Steal Like An Artist
Austin Kleon · February 14, 2024 · 7/10
A short and highly readable book about how to hone your craft as an artist. Similar to "How to Do Good Work" by Paul Graham, but with more targeted advice and a more creative format. Good insights on the importance of taking inspiration from other places, curating your taste, staying creative & consistent, and sharing your work with the world.

Organizing Genius
Warren Bennis & Patricia Ward Biederman · January 20, 2024 · 7/10
A deep dive on exceptional groups and what unifies them all. Covers the stories of the original group at Disney that created _Snow White and the Seven Dwarves_, Xerox PARC, the 1992 Bill Clinton campaign, Lockheed Martin's Skunk Works, the school for artists at Black Mountain, and the Manhattan project. Reading the stories of these groups helps to develop your own intuitions, although I wish the stories were told in more detail.

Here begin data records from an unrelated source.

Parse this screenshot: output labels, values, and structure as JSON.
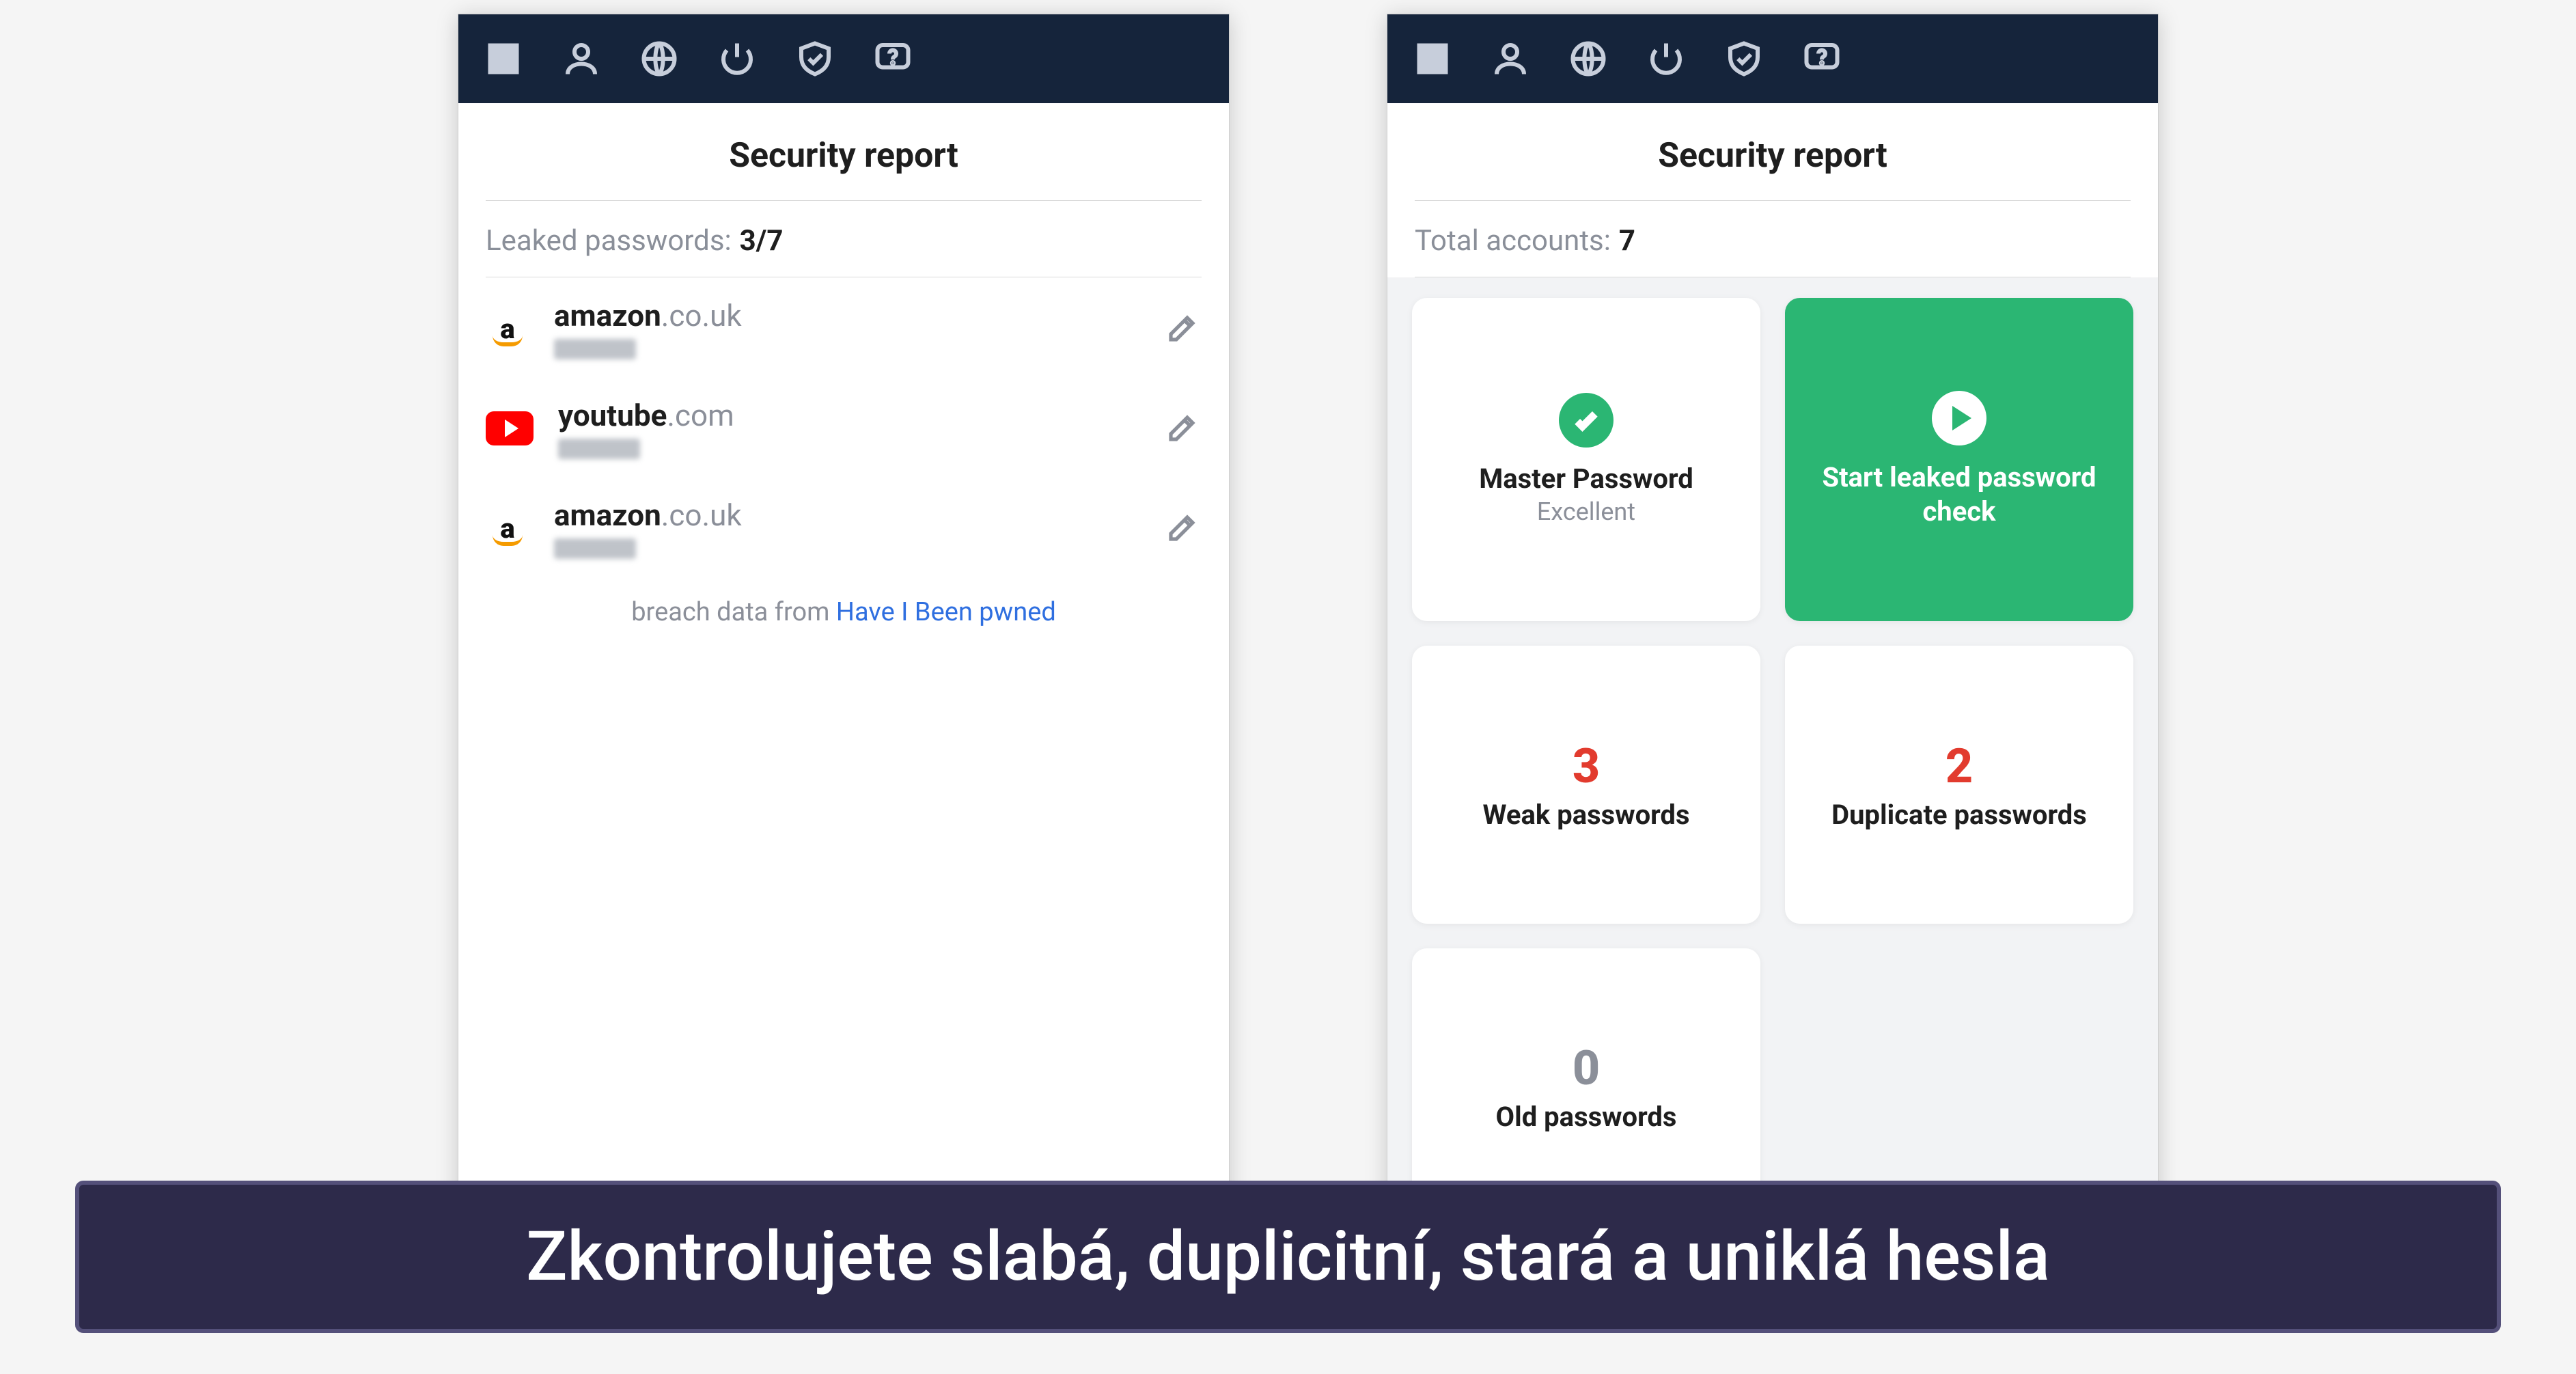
{
  "nav_icons": [
    "menu-icon",
    "profile-icon",
    "globe-icon",
    "power-icon",
    "shield-icon",
    "help-icon"
  ],
  "left": {
    "title": "Security report",
    "subhead_label": "Leaked passwords:",
    "subhead_value": "3/7",
    "items": [
      {
        "icon": "amazon",
        "domain_strong": "amazon",
        "domain_rest": ".co.uk"
      },
      {
        "icon": "youtube",
        "domain_strong": "youtube",
        "domain_rest": ".com"
      },
      {
        "icon": "amazon",
        "domain_strong": "amazon",
        "domain_rest": ".co.uk"
      }
    ],
    "credit_prefix": "breach data from ",
    "credit_link": "Have I Been pwned"
  },
  "right": {
    "title": "Security report",
    "subhead_label": "Total accounts:",
    "subhead_value": "7",
    "cards": {
      "master_title": "Master Password",
      "master_sub": "Excellent",
      "start_label": "Start leaked password check",
      "weak_count": "3",
      "weak_label": "Weak passwords",
      "dup_count": "2",
      "dup_label": "Duplicate passwords",
      "old_count": "0",
      "old_label": "Old passwords"
    }
  },
  "caption": "Zkontrolujete slabá, duplicitní, stará a uniklá hesla"
}
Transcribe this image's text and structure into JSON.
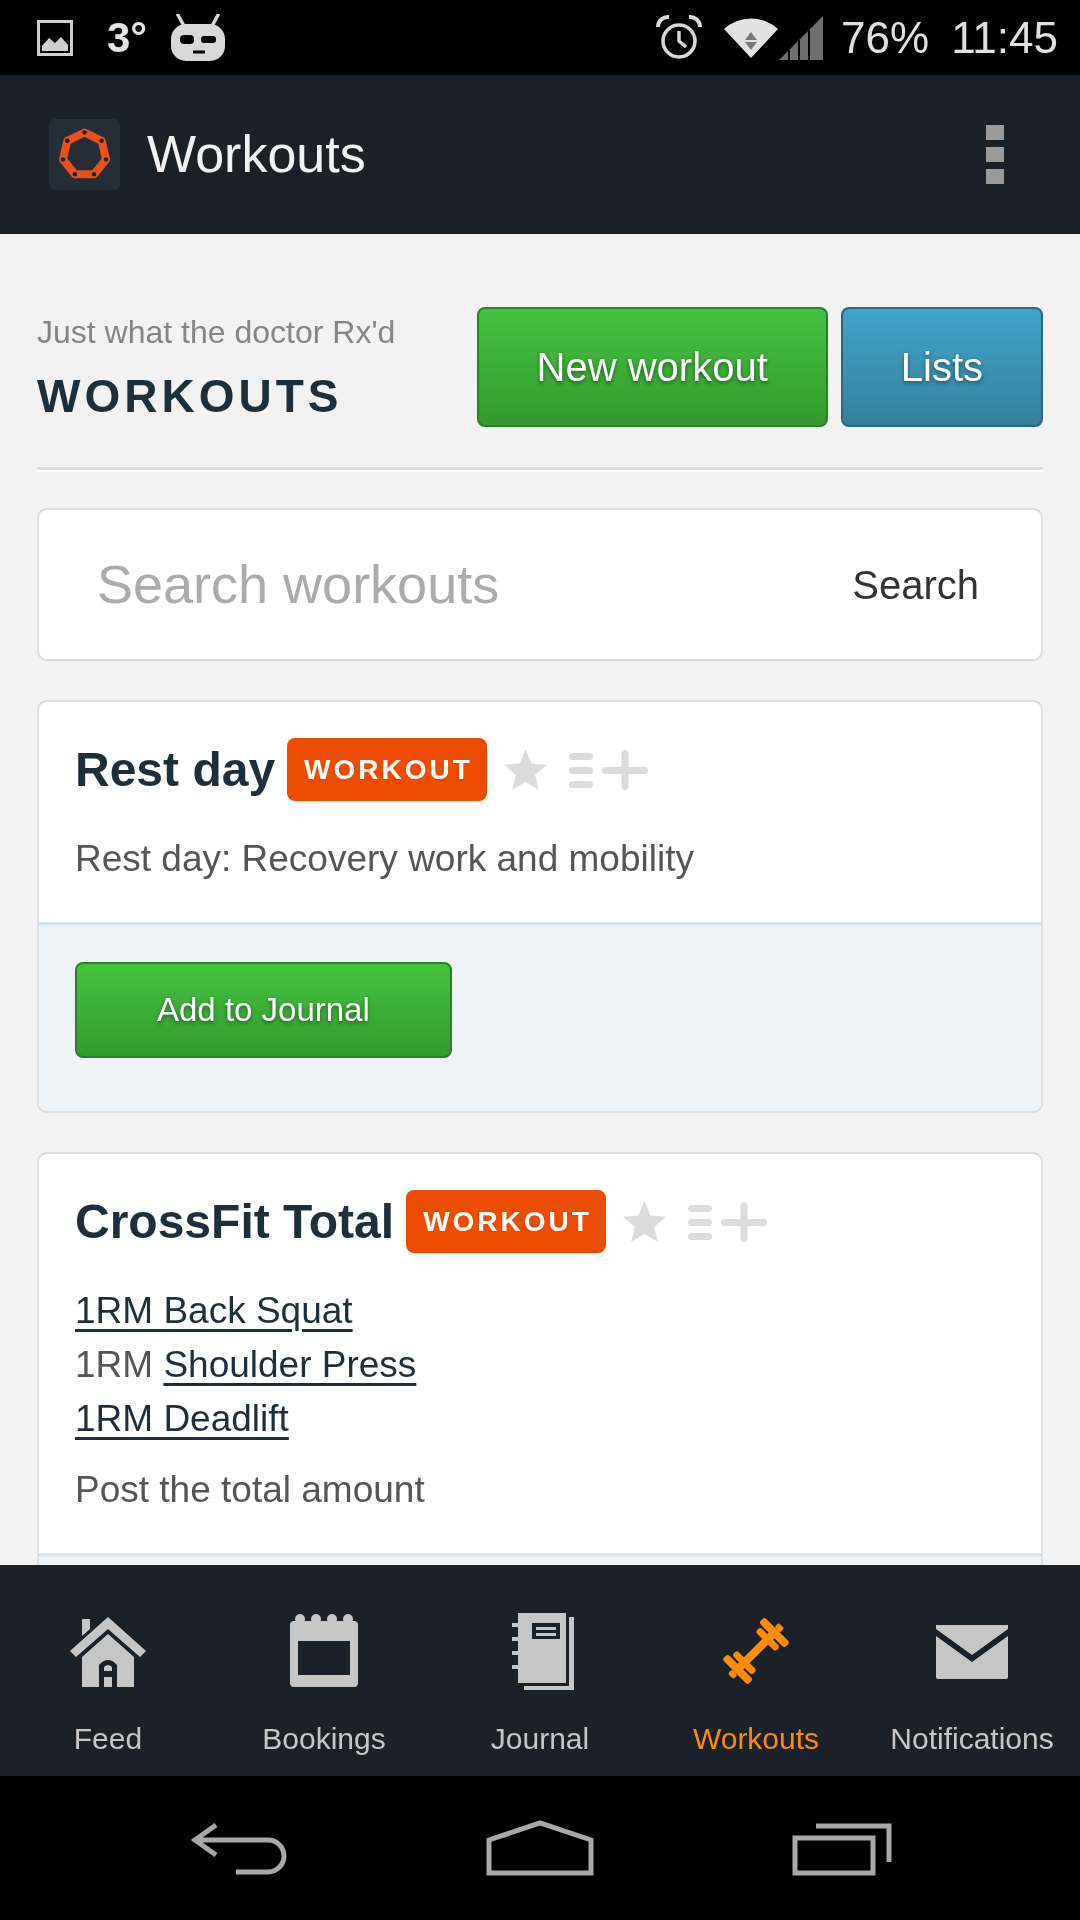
{
  "status_bar": {
    "temperature": "3°",
    "battery": "76%",
    "time": "11:45"
  },
  "app_bar": {
    "title": "Workouts"
  },
  "header": {
    "tagline": "Just what the doctor Rx'd",
    "title": "WORKOUTS",
    "buttons": [
      {
        "label": "New workout",
        "kind": "success"
      },
      {
        "label": "Lists",
        "kind": "info"
      }
    ]
  },
  "search": {
    "placeholder": "Search workouts",
    "button": "Search"
  },
  "workouts": [
    {
      "title": "Rest day",
      "badge": "WORKOUT",
      "starred": false,
      "description": "Rest day: Recovery work and mobility",
      "action": "Add to Journal"
    },
    {
      "title": "CrossFit Total",
      "badge": "WORKOUT",
      "starred": false,
      "exercises": [
        {
          "link": "1RM Back Squat"
        },
        {
          "text": "1RM",
          "link": "Shoulder Press"
        },
        {
          "link": "1RM Deadlift"
        }
      ],
      "description": "Post the total amount"
    }
  ],
  "bottom_nav": [
    {
      "label": "Feed",
      "selected": false
    },
    {
      "label": "Bookings",
      "selected": false
    },
    {
      "label": "Journal",
      "selected": false
    },
    {
      "label": "Workouts",
      "selected": true
    },
    {
      "label": "Notifications",
      "selected": false
    }
  ]
}
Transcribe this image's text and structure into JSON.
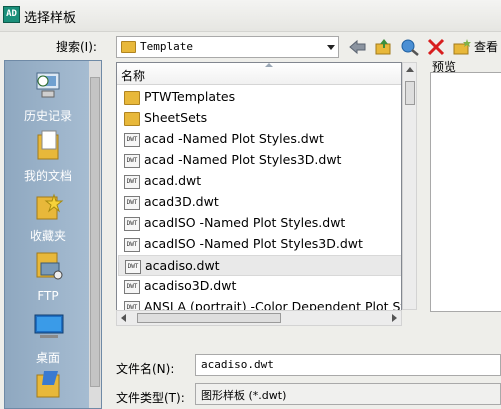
{
  "window": {
    "title": "选择样板",
    "icon_text": "AD"
  },
  "toolbar": {
    "lookin_label": "搜索(I):",
    "lookin_value": "Template",
    "view_label": "查看"
  },
  "places": [
    {
      "label": "历史记录"
    },
    {
      "label": "我的文档"
    },
    {
      "label": "收藏夹"
    },
    {
      "label": "FTP"
    },
    {
      "label": "桌面"
    }
  ],
  "list": {
    "column_name": "名称",
    "items": [
      {
        "name": "PTWTemplates",
        "type": "folder"
      },
      {
        "name": "SheetSets",
        "type": "folder"
      },
      {
        "name": "acad -Named Plot Styles.dwt",
        "type": "dwt"
      },
      {
        "name": "acad -Named Plot Styles3D.dwt",
        "type": "dwt"
      },
      {
        "name": "acad.dwt",
        "type": "dwt"
      },
      {
        "name": "acad3D.dwt",
        "type": "dwt"
      },
      {
        "name": "acadISO -Named Plot Styles.dwt",
        "type": "dwt"
      },
      {
        "name": "acadISO -Named Plot Styles3D.dwt",
        "type": "dwt"
      },
      {
        "name": "acadiso.dwt",
        "type": "dwt",
        "selected": true
      },
      {
        "name": "acadiso3D.dwt",
        "type": "dwt"
      },
      {
        "name": "ANSI A (portrait) -Color Dependent Plot Styles.dwt",
        "type": "dwt"
      }
    ]
  },
  "preview": {
    "label": "预览"
  },
  "filename": {
    "label": "文件名(N):",
    "value": "acadiso.dwt"
  },
  "filetype": {
    "label": "文件类型(T):",
    "value": "图形样板 (*.dwt)"
  }
}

The list of insights at the end about the commonalities between great groups could have used more development.

Refactoring UI
Adam Wathan & Steve Schoger · February 28, 2024 · 5/10
A guide to UI design, written by the creators of Tailwind CSS. I was hoping for insight on the first-principles of great web design along with more tactical tips. Instead, this book focuses entirely on tactics. It leaves you with many useful suggestions to improve the visual appeal of web interfaces, but not much around how to think like a designer.

The Goal: A Process of Ongoing Improvement
Eliyahu Goldratt · March 17, 2024 · 3/10
One of the 3 books Jeff Bezos requires all executives at Amazon to read. Also the most painstakingly boring book I've finished in a long time (only finished because I was reading it with a friend). The book attempts to explain Eliyahu Goldratt's _Theory of Constraints_ philosophy through the fictional story of Alex Rogo, the operator of a failing factory who has three months to turn his business around. The philosophy itself, which teaches the importance of operational excellence and focusing on bottlenecks, permanently changed managament 30 years ago. However, it's now decades out-dated as its long been the default approach to management. The narrative is also dragged out far longer than it needs to be, with an irrelevant side plot about the factory owners failing marriage, and every sentence of insight taking several chapters of predictable dialogue to be revealed.